O quarto ponto dizia respeito à necessidade de procurar aumentar o reduzido número de médicos, fazendo apelo ao regresso dos que já estavam reformados assim como à inclusão dos médicos militares.
O quinto ponto dizia respeito à organização das estruturas médicas e farmacêuticas, procurando alargar os serviços de modo a conseguir apoiar toda a população, sobretudo os mais pobres. Garantir a existência, em armazém, de produtos e medicamentos, impedir aumentos abusivos dos preços e tornar os medicamentos gratuitos para a população com mais carências económicas.
Finalmente e em sexto lugar, referia-se a necessidade de organizar a assistência e a caridade junto de uma população maioritariamente analfabeta e paupérrima. Alimentação deficiente e higiene quase inexistente não favoreciam o combate à pandemia.
Em 1918, Portugal, nesta conjuntura, estava a desenvolver um enorme esforço financeiro, debilitando ainda mais as já tradicionais e crónicas dificuldades orçamentais.
Em Lisboa e em plena segunda vaga epidémica, “a capacidade da rede hospital foi rapidamente excedida”, sendo necessário improvisar novas estruturas.

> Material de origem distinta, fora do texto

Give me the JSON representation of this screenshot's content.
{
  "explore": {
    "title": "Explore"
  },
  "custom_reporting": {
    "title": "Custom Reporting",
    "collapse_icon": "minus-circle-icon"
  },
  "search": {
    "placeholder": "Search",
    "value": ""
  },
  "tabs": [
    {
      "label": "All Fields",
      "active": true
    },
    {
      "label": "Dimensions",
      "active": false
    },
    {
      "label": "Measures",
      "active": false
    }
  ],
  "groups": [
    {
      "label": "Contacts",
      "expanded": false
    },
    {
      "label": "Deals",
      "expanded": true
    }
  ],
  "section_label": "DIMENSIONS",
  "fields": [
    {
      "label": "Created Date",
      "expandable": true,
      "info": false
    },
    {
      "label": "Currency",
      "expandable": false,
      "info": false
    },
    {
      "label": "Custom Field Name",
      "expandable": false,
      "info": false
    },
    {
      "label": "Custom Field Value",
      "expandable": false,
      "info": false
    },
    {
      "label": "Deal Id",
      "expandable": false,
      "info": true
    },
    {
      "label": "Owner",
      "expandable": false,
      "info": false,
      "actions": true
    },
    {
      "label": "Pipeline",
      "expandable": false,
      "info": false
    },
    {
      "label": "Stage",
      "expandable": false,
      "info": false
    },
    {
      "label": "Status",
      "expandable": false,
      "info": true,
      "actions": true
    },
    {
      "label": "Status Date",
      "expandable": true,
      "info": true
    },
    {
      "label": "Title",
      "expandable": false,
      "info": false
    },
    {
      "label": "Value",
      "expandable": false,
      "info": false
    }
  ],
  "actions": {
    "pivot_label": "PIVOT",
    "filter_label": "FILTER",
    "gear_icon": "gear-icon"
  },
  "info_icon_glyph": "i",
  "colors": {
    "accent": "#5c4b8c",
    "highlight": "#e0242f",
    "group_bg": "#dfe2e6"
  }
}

Neste final do ano de 1918, o Diretor dos Hospitais Civis de Lisboa dizia que a capital era, “uma cidade suja e infecta, sem higiene e quase sem água, rica de toda a casta de espécies mórbidas”. O Liceu Camões e outros edifícios e até Conventos, foram transformados em hospitais improvisados.
Os hospitais estavam sob muita pressão e cometiam vários erros. A imprensa comentava a suposta amnésia e algum desconhecimento geral, escrevendo que até parecia que já ninguém se recordava da anterior epidemia de gripe, ocorrida em 1889 e 1890. Havia que recordar e aprender com os erros do passado. Afinal, cerca de trinta anos antes, Portugal tinha sofrido uma terrível epidemia de gripe. Esta epidemia de 1918 não era a primeira nem seria a última.
Como medida de prevenção foram encerradas escolas e universidades. “Em Coimbra a sala de leitura da Biblioteca da Universidade também encerrara devido à epidemia bronco-pneumónica que então grassava com uma certa intensidade”. Em Lisboa, o Parlamento também encerrou.
A Direção-Geral de Saúde, muito prestigiada, considerava que, “a causa da gripe era um vírus por identificar e que o único remédio seria a descoberta de uma vacina específica, como acontecera para a varíola. Também assim pensava a maioria dos médicos espanhóis”. O vírus só seria identificado em 1933.
No dia 11 de novembro de 1918, em plena segunda vaga da pandemia, a mais mortífera, terminava a Primeira Guerra Mundial, onde participavam dezenas de milhares de portugueses, num esforço de guerra que ultrapassava as possibilidades económicas do país. Neste mês ocorreu em Portugal uma greve geral.
Politicamente, o país estava profundamente dividido. O ditador Sidónio Pais suspendera o regime democrático. Seria assassinado, na Estação do Rossio, em Lisboa, no dia 14 de Dezembro de 1918. Cerca de um ano antes, tinha tomado o poder, liderando um golpe militar que destituíra o Presidente da República, Bernardino Machado, obrigando-o ao exílio.